In one of the text-to-curve cases, the text is easily legible–unlike the earlier design with US, Japanese and Australian house prices where the text overlapped; in the second, it’s an effort to read, partly because of the coloured text–but I want at least one shirt with a full range of colours.
I’ll alternate wearing the T‑shirts on different days and stages of The Walk, and I will suggest to the (so far) three people who are going to do the whole route with me that we each wear one of them at the start at Parliament House.
I have also changed to the modern and linguistically accurate spelling of Kosciuszko, and I’ve added the references to the two blogs on the front of the shirt as well as the back, following suggestions from the blog.
Each of the shirts has a graphic to tell part of the story about why we’ve had a house price bubble–debt, government manipulation with the FHVG, and time. There were one or two suggestions about doing the T‑shirt with just words (and adding an answer to the question).
I’d prefer to keep some information content in them that may be relevant in a future when the bet itself is no longer remembered.
All that makes the T‑shirts rather busy–which detracts from the aesthetics–but in the balance between information and appearance, I’ll bias in favour of the former.

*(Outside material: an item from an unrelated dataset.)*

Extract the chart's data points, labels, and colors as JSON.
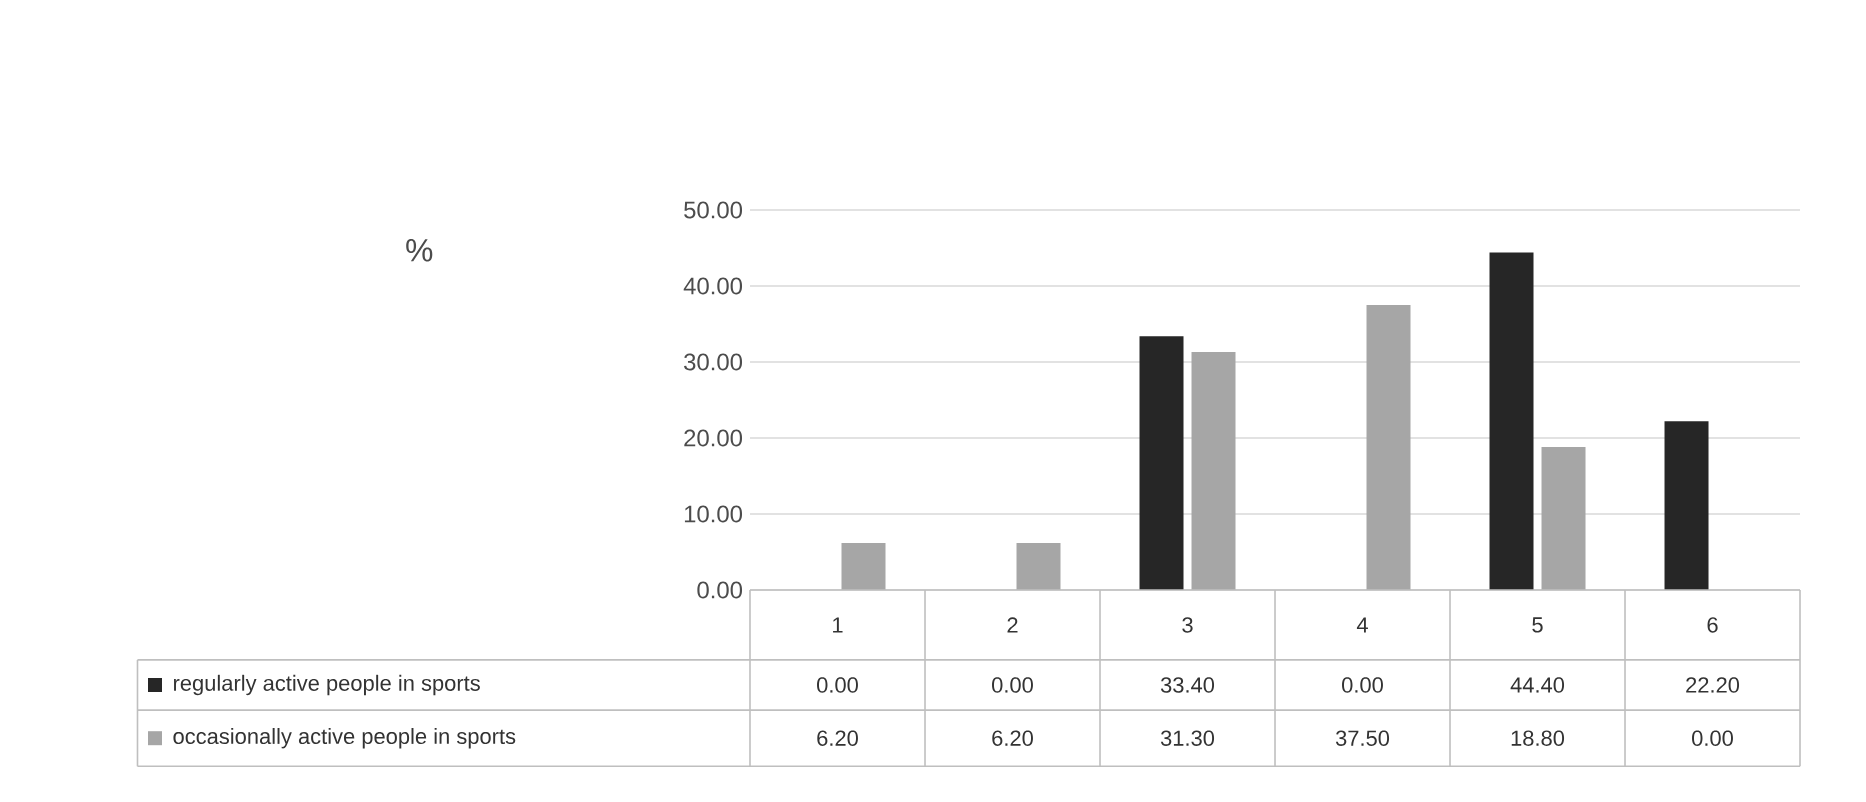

The only shirt I’m unsure of is the last, showing mortgage debt to both household disposable incomes and GDP (the reason I have both there is that the fall in the ratio to disposable income at the end was because the impact of the government’s stimulus package and RBA rate cuts on household disposable income was actually larger than the increase in mortgage debt caused by the FHVB; that’s why that ratio fell while the mortgage debt to GDP ratio rose).